Palmas também para os pequenos, especialmente Briana, que é extremamente talentosa.
Ao contrário de quem se defende gritando, em geral sem grandes domínios de procedimentos e linguajar, quem humilha e abusa do poder sabe o que está fazendo - e o faz com muita precisão e sem grandes alardes.
E sem grandes sonoridades também é a trilha de "Eu, Daniel Blake". Sem músicas, composto unicamente de som ambiente e das falas, salvo uma ou outra exceção, o longa-metragem mostra que é possível emocionar sem musiquinhas a la Disney.

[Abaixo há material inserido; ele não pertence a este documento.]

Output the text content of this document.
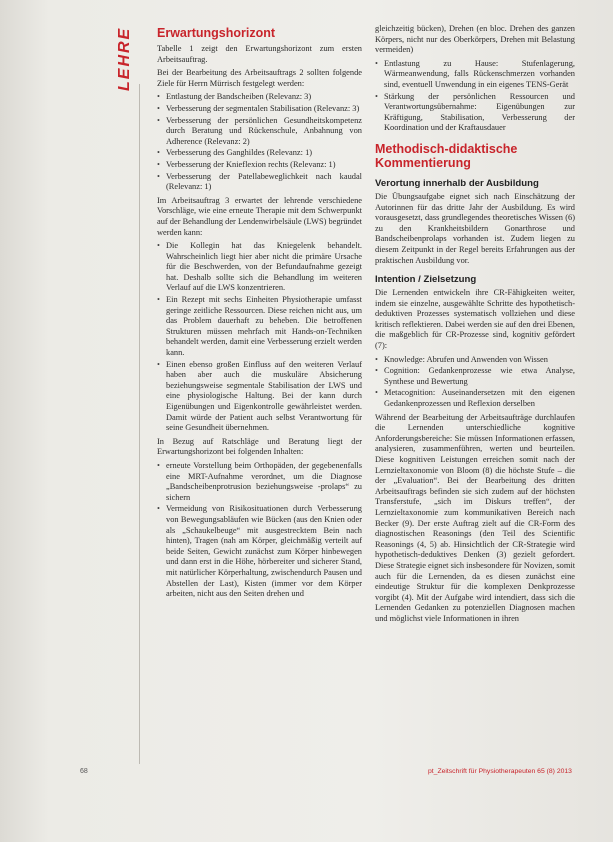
LEHRE Erwartungshorizont

Tabelle 1 zeigt den Erwartungshorizont zum ersten Arbeitsauftrag.

Bei der Bearbeitung des Arbeitsauftrags 2 sollten folgende Ziele für Herrn Mürrisch festgelegt werden:

• Entlastung der Bandscheiben (Relevanz: 3)
• Verbesserung der segmentalen Stabilisation (Relevanz: 3)
• Verbesserung der persönlichen Gesundheitskompetenz durch Beratung und Rückenschule, Anbahnung von Adherence (Relevanz: 2)
• Verbesserung des Ganghildes (Relevanz: 1)
• Verbesserung der Knieflexion rechts (Relevanz: 1)
• Verbesserung der Patellabeweglichkeit nach kaudal (Relevanz: 1)

Im Arbeitsauftrag 3 erwartet der lehrende verschiedene Vorschläge, wie eine erneute Therapie mit dem Schwerpunkt auf der Behandlung der Lendenwirbelsäule (LWS) begründet werden kann:

• Die Kollegin hat das Kniegelenk behandelt. Wahrscheinlich liegt hier aber nicht die primäre Ursache für die Beschwerden, von der Befundaufnahme gezeigt hat. Deshalb sollte sich die Behandlung im weiteren Verlauf auf die LWS konzentrieren.
• Ein Rezept mit sechs Einheiten Physiotherapie umfasst geringe zeitliche Ressourcen. Diese reichen nicht aus, um das Problem dauerhaft zu beheben. Die betroffenen Strukturen müssen mehrfach mit Hands-on-Techniken behandelt werden, damit eine Verbesserung erzielt werden kann.
• Einen ebenso großen Einfluss auf den weiteren Verlauf haben aber auch die muskuläre Absicherung beziehungsweise segmentale Stabilisation der LWS und eine physiologische Haltung. Bei der kann durch Eigenübungen und Eigenkontrolle gewährleistet werden. Damit würde der Patient auch selbst Verantwortung für seine Gesundheit übernehmen.

In Bezug auf Ratschläge und Beratung liegt der Erwartungshorizont bei folgenden Inhalten:

• erneute Vorstellung beim Orthopäden, der gegebenenfalls eine MRT-Aufnahme verordnet, um die Diagnose „Bandscheibenprotrusion beziehungsweise -prolaps“ zu sichern
• Vermeidung von Risikosituationen durch Verbesserung von Bewegungsabläufen wie Bücken (aus den Knien oder als „Schaukelbeuge“ mit ausgestrecktem Bein nach hinten), Tragen (nah am Körper, gleichmäßig verteilt auf beide Seiten, Gewicht zunächst zum Körper hinbewegen und dann erst in die Höhe, hörbereiter und sicherer Stand, mit natürlicher Körperhaltung, zwischendurch Pausen und Abstellen der Last), Kisten (immer vor dem Körper arbeiten, nicht aus den Seiten drehen und

gleichzeitig bücken), Drehen (en bloc. Drehen des ganzen Körpers, nicht nur des Oberkörpers, Drehen mit Belastung vermeiden)

• Entlastung zu Hause: Stufenlagerung, Wärmeanwendung, falls Rückenschmerzen vorhanden sind, eventuell Unwendung in ein eigenes TENS-Gerät
• Stärkung der persönlichen Ressourcen und Verantwortungsübernahme: Eigenübungen zur Kräftigung, Stabilisation, Verbesserung der Koordination und der Kraftausdauer
Methodisch-didaktische Kommentierung
Verortung innerhalb der Ausbildung

Die Übungsaufgabe eignet sich nach Einschätzung der Autorinnen für das dritte Jahr der Ausbildung. Es wird vorausgesetzt, dass grundlegendes theoretisches Wissen (6) zu den Krankheitsbildern Gonarthrose und Bandscheibenprolaps vorhanden ist. Zudem liegen zu diesem Zeitpunkt in der Regel bereits Erfahrungen aus der praktischen Ausbildung vor.

Intention / Zielsetzung

Die Lernenden entwickeln ihre CR-Fähigkeiten weiter, indem sie einzelne, ausgewählte Schritte des hypothetisch-deduktiven Prozesses systematisch vollziehen und diese kritisch reflektieren. Dabei werden sie auf den drei Ebenen, die maßgeblich für CR-Prozesse sind, kognitiv gefördert (7):

• Knowledge: Abrufen und Anwenden von Wissen
• Cognition: Gedankenprozesse wie etwa Analyse, Synthese und Bewertung
• Metacognition: Auseinandersetzen mit den eigenen Gedankenprozessen und Reflexion derselben

Während der Bearbeitung der Arbeitsaufträge durchlaufen die Lernenden unterschiedliche kognitive Anforderungsbereiche: Sie müssen Informationen erfassen, analysieren, zusammenführen, werten und beurteilen. Diese kognitiven Leistungen erreichen somit nach der Lernzieltaxonomie von Bloom (8) die höchste Stufe – die der „Evaluation“. Bei der Bearbeitung des dritten Arbeitsauftrags befinden sie sich zudem auf der höchsten Transferstufe, „sich im Diskurs treffen“, der Lernzieltaxonomie zum kommunikativen Bereich nach Becker (9). Der erste Auftrag zielt auf die CR-Form des diagnostischen Reasonings (den Teil des Scientific Reasonings (4, 5) ab. Hinsichtlich der CR-Strategie wird hypothetisch-deduktives Denken (3) gezielt gefordert. Diese Strategie eignet sich insbesondere für Novizen, somit auch für die Lernenden, da es diesen zunächst eine eindeutige Struktur für die komplexen Denkprozesse vorgibt (4). Mit der Aufgabe wird intendiert, dass sich die Lernenden Gedanken zu potenziellen Diagnosen machen und möglichst viele Informationen in ihren

68	pt_Zeitschrift für Physiotherapeuten 65 (8) 2013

A paleta de cores extremamente inglesa é um grande destaque e funciona como uma ferramenta na construção da narrativa. Tudo é cinza, a Inglaterra e suas adjacências é nublada e essas cores e tons melancólicos ajudam a escrever a história.
Tudo se encaixa pefeitamente nesse filme incrível e emocionante. É uma pena que poucas pessoas verão essa obra prima de Ken Loach nos cinemas, pois está em cartaz em poucos espaços. Mas, se tiver oportunidade, veja e veja no cinema!